Why is application brand review required? Our primary goal with Application Brand Review is to protect users from brand spoofing, phishing, malicious applications, and malware. We also want to protect developers and brand owners from having their identities stolen within our ecosystem.

What is required for application review to pass? When you review the Epic Account Services terms and conditions for a product on the Developer Portal, you must submit several materials for review alongside your agreement, including application name, privacy policy URL, your web domain, and a logo/image for the application. Once all of these materials have been provided, the Submit button is unlocked.

These materials then undergo the following review:

  • Developer Verification: Verifies that you are who you say you are. Verification requires some form of identification such as a Business Licence, Certification of Incorporation, or TAX/VAT certificate, or personal methods such as a Passport, Government Photo ID, or Driver's License.

  • Domain Verification: We make sure that you own the provided web domain.

  • Application Brand Verification: We make sure that you own your logo or associated brands/trademarks. We also ensure that submitted materials or images do not violate any of our brand policies.
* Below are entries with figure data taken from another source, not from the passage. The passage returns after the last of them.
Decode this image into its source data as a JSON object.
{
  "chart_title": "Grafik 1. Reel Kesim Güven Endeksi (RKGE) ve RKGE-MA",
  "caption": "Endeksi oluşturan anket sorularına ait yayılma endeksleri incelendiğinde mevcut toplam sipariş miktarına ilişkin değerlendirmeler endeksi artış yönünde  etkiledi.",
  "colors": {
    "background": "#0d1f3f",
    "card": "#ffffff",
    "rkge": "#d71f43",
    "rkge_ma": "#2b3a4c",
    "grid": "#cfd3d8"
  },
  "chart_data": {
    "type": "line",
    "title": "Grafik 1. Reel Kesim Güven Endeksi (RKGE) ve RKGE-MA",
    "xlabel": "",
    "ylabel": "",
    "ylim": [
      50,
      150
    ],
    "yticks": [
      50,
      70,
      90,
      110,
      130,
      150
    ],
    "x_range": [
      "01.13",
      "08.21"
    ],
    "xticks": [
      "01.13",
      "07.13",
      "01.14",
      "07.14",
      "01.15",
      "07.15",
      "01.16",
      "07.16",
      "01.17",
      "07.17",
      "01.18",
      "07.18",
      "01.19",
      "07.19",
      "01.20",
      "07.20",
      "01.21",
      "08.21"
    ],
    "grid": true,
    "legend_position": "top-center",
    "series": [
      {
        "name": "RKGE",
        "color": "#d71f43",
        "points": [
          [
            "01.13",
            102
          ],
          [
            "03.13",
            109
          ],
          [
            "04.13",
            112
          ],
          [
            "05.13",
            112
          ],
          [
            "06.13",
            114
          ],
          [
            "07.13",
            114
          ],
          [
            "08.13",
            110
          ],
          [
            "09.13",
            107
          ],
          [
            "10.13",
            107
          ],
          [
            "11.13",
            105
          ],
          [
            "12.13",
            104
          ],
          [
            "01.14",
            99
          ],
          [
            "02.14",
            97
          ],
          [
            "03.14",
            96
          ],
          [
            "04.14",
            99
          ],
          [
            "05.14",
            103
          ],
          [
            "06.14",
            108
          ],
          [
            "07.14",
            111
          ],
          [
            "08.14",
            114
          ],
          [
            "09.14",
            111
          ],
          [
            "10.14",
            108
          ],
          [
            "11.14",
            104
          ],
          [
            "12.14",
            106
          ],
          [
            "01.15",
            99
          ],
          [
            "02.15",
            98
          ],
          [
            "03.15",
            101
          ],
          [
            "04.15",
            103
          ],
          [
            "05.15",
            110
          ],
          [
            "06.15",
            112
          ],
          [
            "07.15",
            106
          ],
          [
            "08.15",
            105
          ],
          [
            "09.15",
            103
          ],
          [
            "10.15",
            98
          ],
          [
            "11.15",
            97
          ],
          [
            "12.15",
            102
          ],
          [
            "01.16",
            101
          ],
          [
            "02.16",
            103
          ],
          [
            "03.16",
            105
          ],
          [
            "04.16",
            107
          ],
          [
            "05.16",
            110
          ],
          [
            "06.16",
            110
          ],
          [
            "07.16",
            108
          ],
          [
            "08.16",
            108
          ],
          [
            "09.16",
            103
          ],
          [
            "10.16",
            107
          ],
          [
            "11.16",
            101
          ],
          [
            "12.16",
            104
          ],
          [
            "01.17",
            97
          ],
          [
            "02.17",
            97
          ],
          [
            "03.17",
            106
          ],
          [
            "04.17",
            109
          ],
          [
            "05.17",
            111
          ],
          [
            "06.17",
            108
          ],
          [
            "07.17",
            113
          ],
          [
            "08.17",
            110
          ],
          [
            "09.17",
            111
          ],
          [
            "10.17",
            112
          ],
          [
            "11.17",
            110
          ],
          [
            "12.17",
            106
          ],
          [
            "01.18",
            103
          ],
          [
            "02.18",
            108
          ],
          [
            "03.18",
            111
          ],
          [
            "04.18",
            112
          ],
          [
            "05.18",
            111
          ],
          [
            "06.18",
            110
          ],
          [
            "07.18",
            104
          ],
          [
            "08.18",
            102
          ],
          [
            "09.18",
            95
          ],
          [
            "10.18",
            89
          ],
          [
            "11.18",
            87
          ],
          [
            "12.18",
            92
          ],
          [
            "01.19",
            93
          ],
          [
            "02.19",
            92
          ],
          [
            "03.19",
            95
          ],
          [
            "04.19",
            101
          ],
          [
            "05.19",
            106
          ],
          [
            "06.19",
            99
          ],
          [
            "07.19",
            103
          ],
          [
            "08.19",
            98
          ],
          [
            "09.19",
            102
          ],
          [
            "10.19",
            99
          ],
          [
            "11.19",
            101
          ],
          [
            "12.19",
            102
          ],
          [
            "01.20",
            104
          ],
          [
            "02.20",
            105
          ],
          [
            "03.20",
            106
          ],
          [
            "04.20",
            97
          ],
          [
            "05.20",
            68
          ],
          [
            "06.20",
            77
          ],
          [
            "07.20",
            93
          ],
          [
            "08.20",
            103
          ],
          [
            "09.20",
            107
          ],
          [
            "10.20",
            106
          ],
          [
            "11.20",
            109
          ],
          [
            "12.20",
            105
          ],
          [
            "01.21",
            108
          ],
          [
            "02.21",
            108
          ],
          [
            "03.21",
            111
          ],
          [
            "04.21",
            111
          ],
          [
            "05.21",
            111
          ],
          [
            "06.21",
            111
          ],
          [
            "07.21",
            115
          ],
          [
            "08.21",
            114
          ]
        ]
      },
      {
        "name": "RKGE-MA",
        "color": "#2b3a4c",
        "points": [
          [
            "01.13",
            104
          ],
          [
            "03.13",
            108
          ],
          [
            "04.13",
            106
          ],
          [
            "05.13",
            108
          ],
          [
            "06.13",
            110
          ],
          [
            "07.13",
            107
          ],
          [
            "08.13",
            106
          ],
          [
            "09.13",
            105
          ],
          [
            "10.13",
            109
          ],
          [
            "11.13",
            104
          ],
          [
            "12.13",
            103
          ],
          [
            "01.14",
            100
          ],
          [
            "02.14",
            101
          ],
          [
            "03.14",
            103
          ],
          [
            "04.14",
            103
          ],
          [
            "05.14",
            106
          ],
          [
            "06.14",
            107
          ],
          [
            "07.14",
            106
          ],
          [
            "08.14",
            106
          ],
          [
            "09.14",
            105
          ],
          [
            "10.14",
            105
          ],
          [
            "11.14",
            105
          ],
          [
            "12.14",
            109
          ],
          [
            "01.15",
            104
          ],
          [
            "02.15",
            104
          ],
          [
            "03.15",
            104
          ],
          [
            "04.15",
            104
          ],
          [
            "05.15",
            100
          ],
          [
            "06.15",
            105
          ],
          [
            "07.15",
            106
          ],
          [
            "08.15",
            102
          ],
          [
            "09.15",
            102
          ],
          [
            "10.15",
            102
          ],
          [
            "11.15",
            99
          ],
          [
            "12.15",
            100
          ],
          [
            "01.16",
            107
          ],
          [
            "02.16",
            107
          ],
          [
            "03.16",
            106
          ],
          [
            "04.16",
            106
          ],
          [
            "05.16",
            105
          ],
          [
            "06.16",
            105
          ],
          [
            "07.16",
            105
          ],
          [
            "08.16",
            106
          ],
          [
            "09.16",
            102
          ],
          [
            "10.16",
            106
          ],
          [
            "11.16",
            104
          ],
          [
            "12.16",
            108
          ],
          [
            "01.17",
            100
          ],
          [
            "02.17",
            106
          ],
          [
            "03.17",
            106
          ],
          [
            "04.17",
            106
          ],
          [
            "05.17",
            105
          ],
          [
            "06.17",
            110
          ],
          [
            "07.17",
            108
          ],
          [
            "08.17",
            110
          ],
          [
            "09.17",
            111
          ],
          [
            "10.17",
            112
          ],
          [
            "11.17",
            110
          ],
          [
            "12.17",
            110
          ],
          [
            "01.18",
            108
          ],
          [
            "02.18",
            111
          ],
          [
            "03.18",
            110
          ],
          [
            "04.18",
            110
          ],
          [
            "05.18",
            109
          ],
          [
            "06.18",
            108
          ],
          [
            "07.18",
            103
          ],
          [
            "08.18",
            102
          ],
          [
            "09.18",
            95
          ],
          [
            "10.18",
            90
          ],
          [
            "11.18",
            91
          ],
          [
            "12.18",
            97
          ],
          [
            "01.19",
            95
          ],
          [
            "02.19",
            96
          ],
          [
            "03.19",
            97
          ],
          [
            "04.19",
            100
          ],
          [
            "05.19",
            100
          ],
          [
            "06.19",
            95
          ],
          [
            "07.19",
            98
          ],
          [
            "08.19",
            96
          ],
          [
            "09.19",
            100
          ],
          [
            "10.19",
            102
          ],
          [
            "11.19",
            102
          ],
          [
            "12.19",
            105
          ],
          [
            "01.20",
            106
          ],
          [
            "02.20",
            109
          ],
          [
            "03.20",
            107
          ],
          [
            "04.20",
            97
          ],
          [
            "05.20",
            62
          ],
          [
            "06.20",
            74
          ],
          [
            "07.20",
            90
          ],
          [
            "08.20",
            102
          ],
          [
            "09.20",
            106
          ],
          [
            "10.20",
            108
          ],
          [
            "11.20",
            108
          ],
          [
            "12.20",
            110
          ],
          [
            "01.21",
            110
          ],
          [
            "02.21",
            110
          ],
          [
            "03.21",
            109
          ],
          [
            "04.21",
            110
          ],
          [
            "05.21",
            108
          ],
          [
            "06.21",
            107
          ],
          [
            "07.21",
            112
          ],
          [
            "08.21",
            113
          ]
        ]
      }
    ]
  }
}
There should not be any obscene or inappropriate names or images.

If you meet all of the above criteria, your application can then be verified, and all audience restrictions will be removed. In the future, this will be expanded to a multi-stage review process, where each level of verification will lift another layer of restrictions.

Can my application request the user's authorization even if it hasn't passed review? Unverified applications are only visible to users within your organization. If your application is not verified, the end user will see a dialog stating that your application is not verified and asking if they still want to continue. If the user agrees, they will then be shown the normal authorization dialog. Your application must be verified to lift the audience restriction and be publicly visible.
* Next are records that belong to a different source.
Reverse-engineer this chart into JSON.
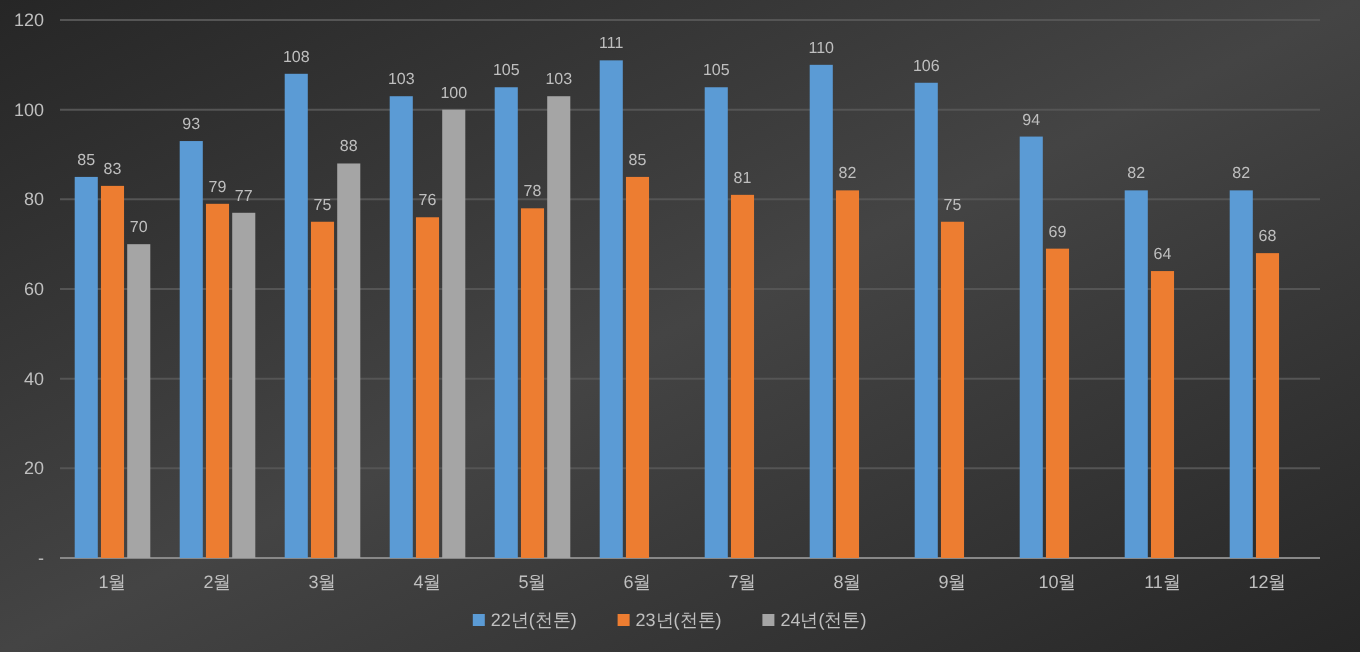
{
  "chart_data": {
    "type": "bar",
    "categories": [
      "1월",
      "2월",
      "3월",
      "4월",
      "5월",
      "6월",
      "7월",
      "8월",
      "9월",
      "10월",
      "11월",
      "12월"
    ],
    "series": [
      {
        "name": "22년(천톤)",
        "color": "#5b9bd5",
        "values": [
          85,
          93,
          108,
          103,
          105,
          111,
          105,
          110,
          106,
          94,
          82,
          82
        ]
      },
      {
        "name": "23년(천톤)",
        "color": "#ed7d31",
        "values": [
          83,
          79,
          75,
          76,
          78,
          85,
          81,
          82,
          75,
          69,
          64,
          68
        ]
      },
      {
        "name": "24년(천톤)",
        "color": "#a5a5a5",
        "values": [
          70,
          77,
          88,
          100,
          103,
          null,
          null,
          null,
          null,
          null,
          null,
          null
        ]
      }
    ],
    "ylim": [
      0,
      120
    ],
    "yticks": [
      {
        "value": 0,
        "label": "-"
      },
      20,
      40,
      60,
      80,
      100,
      120
    ],
    "grid": "y",
    "legend": "bottom",
    "data_labels": true
  }
}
When I input a name for an application for a client, does it have to be a unique name? Application and client names in Epic Account Services do not need to be unique. This is to prevent "domain theft" by abusive users, who could potentially snatch obvious application names for well-known products before their actual owners create pages for them. Instead, we rely on the brand verification/review process to ensure that brands and products are legitimate.

**How does Epic respond to malicious/unauthorized duplicates? Malicious or unauthorized duplicates remain unverified, which means that they are not visible to users outside of the developers' organization. In the future we will support the following measures as well:

  • Domain Verification: False domains will be blacklisted.

  • Application Reporting: There will be a link on the consent dialog for reporting false domains.

  • Brand Review: We will verify that either the name being used is either unclaimed or owned by your organization.